There is also a discrepancy between monthly and annual reporting of the inflationary readings. The monthly inflationary numbers tend to be small because of the short period. Economists and the rest of us key in on annual inflationary pressure. It is also that annual target that the Federal Reserve uses for its 2.0% to 2.5% inflation goal.

This week brought the reading for wholesale inflation on Thursday and retail inflation on Friday. The latest monthly reading on the headline producer price index (PPI) for September was 0.4%, compared with 0.5% for the consumer price index (CPI). The monthly core PPI reading, which excludes food and energy, was up 0.4%, versus a mere 0.1% gain on CPI.

Where the numbers start to matter and to translate in to real issues are the annual numbers; that is, September 2017 prices versus September 2016. Again, this is what the Fed looks at in order to justify whether it should raise interest rates. The annualized headline PPI was up 2.6% in September, versus a 2.2% rise in the CPI reading. September’s core readings, again backing out food and energy, were up 2.2% on PPI and up just 1.7% on CPI.

Many issues that play into inflation get smoothed over, often unjustly, in the consumer and producer price indexes. Several statements from the Bureau of Labor Statistics (BLS) will show where some of these disparities took place on the consumer side of the inflation readings:

The gasoline index increased 13.1 percent in September and accounted for about three-fourths of the seasonally adjusted all items increase. Other major energy component indexes were mixed, and the food index rose slightly.

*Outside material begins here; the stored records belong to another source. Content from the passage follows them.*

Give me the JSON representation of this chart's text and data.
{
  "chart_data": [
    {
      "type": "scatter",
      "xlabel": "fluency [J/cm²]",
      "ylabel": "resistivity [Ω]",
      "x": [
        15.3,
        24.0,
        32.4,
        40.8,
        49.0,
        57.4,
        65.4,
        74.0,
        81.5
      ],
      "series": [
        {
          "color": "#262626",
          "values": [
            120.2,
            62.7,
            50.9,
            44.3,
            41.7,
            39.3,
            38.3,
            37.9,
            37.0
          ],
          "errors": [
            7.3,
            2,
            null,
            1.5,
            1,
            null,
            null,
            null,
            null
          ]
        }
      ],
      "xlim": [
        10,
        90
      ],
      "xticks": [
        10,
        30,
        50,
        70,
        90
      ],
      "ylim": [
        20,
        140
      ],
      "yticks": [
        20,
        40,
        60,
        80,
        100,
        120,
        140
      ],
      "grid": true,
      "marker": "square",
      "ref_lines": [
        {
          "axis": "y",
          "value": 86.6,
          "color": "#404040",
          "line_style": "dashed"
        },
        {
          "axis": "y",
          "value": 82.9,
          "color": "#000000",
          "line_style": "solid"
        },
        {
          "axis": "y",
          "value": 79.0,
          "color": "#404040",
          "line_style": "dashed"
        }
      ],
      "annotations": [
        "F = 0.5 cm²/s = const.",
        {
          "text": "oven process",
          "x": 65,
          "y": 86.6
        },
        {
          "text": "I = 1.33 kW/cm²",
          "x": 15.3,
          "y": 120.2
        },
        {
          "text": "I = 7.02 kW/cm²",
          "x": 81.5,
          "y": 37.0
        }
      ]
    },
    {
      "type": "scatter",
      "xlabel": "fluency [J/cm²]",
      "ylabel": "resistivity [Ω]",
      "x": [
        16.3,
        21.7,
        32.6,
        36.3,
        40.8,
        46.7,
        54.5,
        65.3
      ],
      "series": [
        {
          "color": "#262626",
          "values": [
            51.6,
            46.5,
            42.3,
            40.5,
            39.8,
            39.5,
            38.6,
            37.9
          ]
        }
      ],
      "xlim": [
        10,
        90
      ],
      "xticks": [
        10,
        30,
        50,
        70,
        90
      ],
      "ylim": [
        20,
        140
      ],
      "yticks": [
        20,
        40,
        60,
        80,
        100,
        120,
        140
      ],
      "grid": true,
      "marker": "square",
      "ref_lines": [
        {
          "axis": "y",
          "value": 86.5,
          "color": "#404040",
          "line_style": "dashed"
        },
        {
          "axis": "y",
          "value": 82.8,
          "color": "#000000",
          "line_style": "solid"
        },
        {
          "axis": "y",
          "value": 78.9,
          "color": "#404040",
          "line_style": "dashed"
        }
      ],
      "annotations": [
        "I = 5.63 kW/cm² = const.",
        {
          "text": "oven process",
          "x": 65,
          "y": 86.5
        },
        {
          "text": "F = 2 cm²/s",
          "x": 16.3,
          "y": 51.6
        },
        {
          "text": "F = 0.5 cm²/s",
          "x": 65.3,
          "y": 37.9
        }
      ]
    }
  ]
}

The energy index rose 10.1 percent over the past 12 months, its largest 12-month increase since the period ending March 2017. The food index increased 1.2 percent over the last year.

Hurricane Irma had a small impact on data collection in September. Data collection was affected in some areas in Florida.

The BLS also commented about several issues on the producer (wholesale) side of inflation for September:

Nearly 30 percent of the increase in prices for final demand services can be attributed to margins for machinery, equipment, parts, and supplies wholesaling, which rose 1.3 percent.

Prices for final demand goods rose 0.7 percent in September, the largest increase since moving up 1.0 percent in January. Over 80 percent of the September advance can be traced to the index for final demand energy, which climbed 3.4 percent.

Two-thirds of the September increase in the final demand goods index can be attributed to prices for gasoline, which jumped 10.9 percent.

Hurricanes Harvey and Irma had virtually no impact on data collection efforts or survey response rates, and no changes in estimation procedures were necessary.

There are a couple of considerations here. One is that most of the price gains seem to be around energy. Unfortunately, higher energy prices ripple all the way down through the economy because it takes energy to make everything and it takes energy to get products to market.

As of Friday, the current consensus was for the next interest rate hike to come in December, and there is a split over whether there will be two or three rate hikes in 2018. A lot can happen that could change any of those forecasts.

Another thought is that wholesale prices will translate to higher consumer prices. This generally takes two or three months to be proven out, because businesses often have months worth of commitments already on the books and because it is harder to pass on price hikes than it is to lower prices.

The long and short of the matter is that inflation is not out of hand. Still, it is close to or within that 2.0% to 2.5% Fed target threshold, depending on which targets you measure. And wage pressure has been heating up now that unemployment is well under the “full employment” level measured by the Federal Reserve.